Recipe for: Simple chana dal fry
1 cup chana dal
2 medium red onions, sliced fine
1/2 tsp ghee
1/2 tsp oil
2 garlic cloves, sliced
1 tsp cumin seeds
1/2 tsp garam masala/Kitchen King masala
2-4 green chillies, sliced very thin (optional/to taste)
Salt to taste
Fresh coriander leaves, chopped, for garnish
1. Soak the chana dal in water for 30 minutes, then pressure cook with enough water to cover the dal in the vessel.
The dal should be cooked but still hold its shape (a little undercooked is ok - that can be remedied). Set aside to cool.
2. Heat the oil and ghee in a pan.
3. Add the green chillies and cumin seeds and let them fry for a minute or so.

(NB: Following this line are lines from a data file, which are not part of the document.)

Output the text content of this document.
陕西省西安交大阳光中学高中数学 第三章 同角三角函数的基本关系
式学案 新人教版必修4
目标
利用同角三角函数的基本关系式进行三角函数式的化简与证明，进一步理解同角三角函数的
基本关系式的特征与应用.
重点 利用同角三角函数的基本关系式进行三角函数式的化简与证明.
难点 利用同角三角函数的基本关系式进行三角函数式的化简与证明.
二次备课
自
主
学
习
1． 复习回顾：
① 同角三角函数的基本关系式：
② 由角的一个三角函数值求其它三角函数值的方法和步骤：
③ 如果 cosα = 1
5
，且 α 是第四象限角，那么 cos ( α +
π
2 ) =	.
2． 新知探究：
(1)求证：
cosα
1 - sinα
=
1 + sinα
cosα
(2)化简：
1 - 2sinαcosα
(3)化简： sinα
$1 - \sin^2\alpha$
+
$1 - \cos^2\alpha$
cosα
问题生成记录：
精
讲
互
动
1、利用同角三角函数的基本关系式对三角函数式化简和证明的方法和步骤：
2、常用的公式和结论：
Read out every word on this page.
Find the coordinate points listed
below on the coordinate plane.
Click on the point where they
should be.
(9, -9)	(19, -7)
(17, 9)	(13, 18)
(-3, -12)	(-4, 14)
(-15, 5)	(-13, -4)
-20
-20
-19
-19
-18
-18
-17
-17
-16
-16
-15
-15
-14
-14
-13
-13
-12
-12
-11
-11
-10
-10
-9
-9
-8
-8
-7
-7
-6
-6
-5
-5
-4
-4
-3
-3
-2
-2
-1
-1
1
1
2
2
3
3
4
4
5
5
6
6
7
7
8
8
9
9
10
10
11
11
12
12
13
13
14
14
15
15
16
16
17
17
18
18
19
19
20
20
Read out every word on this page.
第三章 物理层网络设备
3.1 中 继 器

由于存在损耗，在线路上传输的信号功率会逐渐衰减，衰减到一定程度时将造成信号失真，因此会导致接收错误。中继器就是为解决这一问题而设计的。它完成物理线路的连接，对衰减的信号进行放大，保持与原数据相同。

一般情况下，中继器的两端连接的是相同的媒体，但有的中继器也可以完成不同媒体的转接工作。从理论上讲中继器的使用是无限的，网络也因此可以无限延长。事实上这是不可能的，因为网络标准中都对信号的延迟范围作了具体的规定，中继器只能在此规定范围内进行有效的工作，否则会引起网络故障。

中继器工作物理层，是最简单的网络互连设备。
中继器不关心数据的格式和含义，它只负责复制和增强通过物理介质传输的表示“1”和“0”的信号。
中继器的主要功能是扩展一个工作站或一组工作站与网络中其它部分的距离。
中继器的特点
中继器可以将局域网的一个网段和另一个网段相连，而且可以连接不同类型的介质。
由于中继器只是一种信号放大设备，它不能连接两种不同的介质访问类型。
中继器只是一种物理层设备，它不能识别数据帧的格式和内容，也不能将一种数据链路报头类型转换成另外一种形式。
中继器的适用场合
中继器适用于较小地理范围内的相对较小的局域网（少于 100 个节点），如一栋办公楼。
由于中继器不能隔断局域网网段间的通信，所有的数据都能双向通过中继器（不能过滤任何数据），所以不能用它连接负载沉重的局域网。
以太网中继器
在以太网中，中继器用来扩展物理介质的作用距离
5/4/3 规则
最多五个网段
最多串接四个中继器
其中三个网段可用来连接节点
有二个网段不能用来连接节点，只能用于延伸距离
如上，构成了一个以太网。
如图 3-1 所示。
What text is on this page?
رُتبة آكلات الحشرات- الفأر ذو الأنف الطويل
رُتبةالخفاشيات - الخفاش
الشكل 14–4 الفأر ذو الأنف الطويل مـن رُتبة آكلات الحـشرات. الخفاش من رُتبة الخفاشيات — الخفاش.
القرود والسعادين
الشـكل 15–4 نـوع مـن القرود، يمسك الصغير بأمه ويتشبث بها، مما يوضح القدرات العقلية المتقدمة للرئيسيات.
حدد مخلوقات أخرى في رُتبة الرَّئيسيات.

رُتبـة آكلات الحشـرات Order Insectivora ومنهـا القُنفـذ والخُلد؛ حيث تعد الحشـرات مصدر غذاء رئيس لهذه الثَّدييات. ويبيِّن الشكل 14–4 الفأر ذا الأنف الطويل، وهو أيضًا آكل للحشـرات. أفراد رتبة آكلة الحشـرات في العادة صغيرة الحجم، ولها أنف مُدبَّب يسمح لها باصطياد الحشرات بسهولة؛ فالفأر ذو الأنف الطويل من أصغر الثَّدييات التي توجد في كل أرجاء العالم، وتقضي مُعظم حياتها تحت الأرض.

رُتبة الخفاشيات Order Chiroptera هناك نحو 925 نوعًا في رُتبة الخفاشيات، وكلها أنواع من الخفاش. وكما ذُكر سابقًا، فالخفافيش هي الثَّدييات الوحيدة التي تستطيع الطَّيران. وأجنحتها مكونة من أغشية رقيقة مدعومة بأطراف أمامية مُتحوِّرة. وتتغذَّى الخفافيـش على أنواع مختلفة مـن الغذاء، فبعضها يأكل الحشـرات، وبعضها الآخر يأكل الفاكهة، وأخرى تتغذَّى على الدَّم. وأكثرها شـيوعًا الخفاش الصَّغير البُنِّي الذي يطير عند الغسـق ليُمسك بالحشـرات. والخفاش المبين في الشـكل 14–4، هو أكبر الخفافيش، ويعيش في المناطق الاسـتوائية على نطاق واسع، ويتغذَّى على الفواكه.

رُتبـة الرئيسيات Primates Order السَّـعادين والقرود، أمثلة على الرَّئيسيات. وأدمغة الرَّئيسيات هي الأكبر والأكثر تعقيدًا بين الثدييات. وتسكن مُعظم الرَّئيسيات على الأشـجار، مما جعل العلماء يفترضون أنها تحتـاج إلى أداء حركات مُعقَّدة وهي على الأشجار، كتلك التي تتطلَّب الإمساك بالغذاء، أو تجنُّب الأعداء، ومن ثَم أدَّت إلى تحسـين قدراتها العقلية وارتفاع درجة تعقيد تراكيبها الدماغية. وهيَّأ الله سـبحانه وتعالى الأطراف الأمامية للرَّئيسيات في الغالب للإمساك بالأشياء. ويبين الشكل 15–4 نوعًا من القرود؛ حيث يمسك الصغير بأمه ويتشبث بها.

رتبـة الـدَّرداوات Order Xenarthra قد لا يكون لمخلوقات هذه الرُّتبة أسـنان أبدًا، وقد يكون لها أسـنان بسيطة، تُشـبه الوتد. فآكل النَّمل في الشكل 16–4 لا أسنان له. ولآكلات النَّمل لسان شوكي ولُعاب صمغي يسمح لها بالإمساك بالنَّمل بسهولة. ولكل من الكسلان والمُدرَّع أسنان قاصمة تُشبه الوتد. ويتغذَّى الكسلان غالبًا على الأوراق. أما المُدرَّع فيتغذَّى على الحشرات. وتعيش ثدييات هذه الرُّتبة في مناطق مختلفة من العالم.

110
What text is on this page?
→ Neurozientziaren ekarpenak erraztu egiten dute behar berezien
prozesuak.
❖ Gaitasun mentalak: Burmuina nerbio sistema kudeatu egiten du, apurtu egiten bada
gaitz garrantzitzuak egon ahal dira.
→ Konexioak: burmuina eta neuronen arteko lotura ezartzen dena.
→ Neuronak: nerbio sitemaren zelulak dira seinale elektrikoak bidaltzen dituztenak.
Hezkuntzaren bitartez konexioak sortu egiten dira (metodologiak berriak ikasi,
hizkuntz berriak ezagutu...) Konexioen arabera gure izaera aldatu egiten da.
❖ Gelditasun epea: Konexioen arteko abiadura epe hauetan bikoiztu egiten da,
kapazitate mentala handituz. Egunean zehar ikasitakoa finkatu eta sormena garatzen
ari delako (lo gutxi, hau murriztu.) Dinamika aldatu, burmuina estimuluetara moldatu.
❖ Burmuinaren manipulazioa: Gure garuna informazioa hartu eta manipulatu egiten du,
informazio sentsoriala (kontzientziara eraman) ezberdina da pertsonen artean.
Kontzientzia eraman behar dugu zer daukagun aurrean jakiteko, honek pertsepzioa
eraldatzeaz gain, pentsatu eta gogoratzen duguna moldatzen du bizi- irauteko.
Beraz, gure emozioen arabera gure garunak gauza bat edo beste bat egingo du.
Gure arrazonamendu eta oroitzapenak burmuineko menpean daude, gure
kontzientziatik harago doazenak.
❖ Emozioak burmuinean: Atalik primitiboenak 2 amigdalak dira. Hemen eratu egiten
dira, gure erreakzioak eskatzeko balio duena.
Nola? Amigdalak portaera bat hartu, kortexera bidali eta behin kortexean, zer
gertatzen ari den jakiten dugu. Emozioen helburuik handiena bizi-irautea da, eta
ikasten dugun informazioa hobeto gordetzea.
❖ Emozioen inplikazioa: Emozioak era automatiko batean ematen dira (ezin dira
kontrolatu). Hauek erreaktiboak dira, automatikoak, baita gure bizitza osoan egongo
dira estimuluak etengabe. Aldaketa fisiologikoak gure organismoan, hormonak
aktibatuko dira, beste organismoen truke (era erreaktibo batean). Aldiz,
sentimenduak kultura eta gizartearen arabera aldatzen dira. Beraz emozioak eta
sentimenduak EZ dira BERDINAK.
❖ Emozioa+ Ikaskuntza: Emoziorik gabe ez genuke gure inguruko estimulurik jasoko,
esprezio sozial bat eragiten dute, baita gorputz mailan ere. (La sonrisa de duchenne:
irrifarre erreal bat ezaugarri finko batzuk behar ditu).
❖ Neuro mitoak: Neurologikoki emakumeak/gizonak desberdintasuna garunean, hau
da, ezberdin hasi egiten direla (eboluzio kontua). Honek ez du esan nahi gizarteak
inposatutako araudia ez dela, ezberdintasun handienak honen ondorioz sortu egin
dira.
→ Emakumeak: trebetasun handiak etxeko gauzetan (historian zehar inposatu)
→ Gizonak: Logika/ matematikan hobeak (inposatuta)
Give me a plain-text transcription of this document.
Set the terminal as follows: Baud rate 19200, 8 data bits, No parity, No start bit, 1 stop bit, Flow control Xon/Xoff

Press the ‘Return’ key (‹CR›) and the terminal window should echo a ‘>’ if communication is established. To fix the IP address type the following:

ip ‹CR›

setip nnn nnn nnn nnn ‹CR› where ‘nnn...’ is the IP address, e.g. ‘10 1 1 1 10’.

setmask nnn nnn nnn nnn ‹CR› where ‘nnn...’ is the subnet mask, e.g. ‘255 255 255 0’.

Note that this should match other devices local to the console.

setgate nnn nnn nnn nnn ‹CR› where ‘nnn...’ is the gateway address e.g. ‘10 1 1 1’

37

4. Now add the sliced onions and stir-fry for 2-3 minutes, till they start to become soft.
5. Throw in the sliced garlic and stir it in, cooking the mixture till the garlic begins to soften but not brown.
6. Add the garam masala or Kitchen King masala when the onions have softened and are cooked.
7. Now add the cooked dal to the pan.
Mix it in with the onions, without mushing up the dal. If it is undercooked, add 3-4 tablespoons of water now and cover the pan, steam-cooking the dal for 5 minutes or till done.
8. Garnish with coriander leaves, and eat as a snack with yogurt, or as a side dish with rice and a vegetable curry.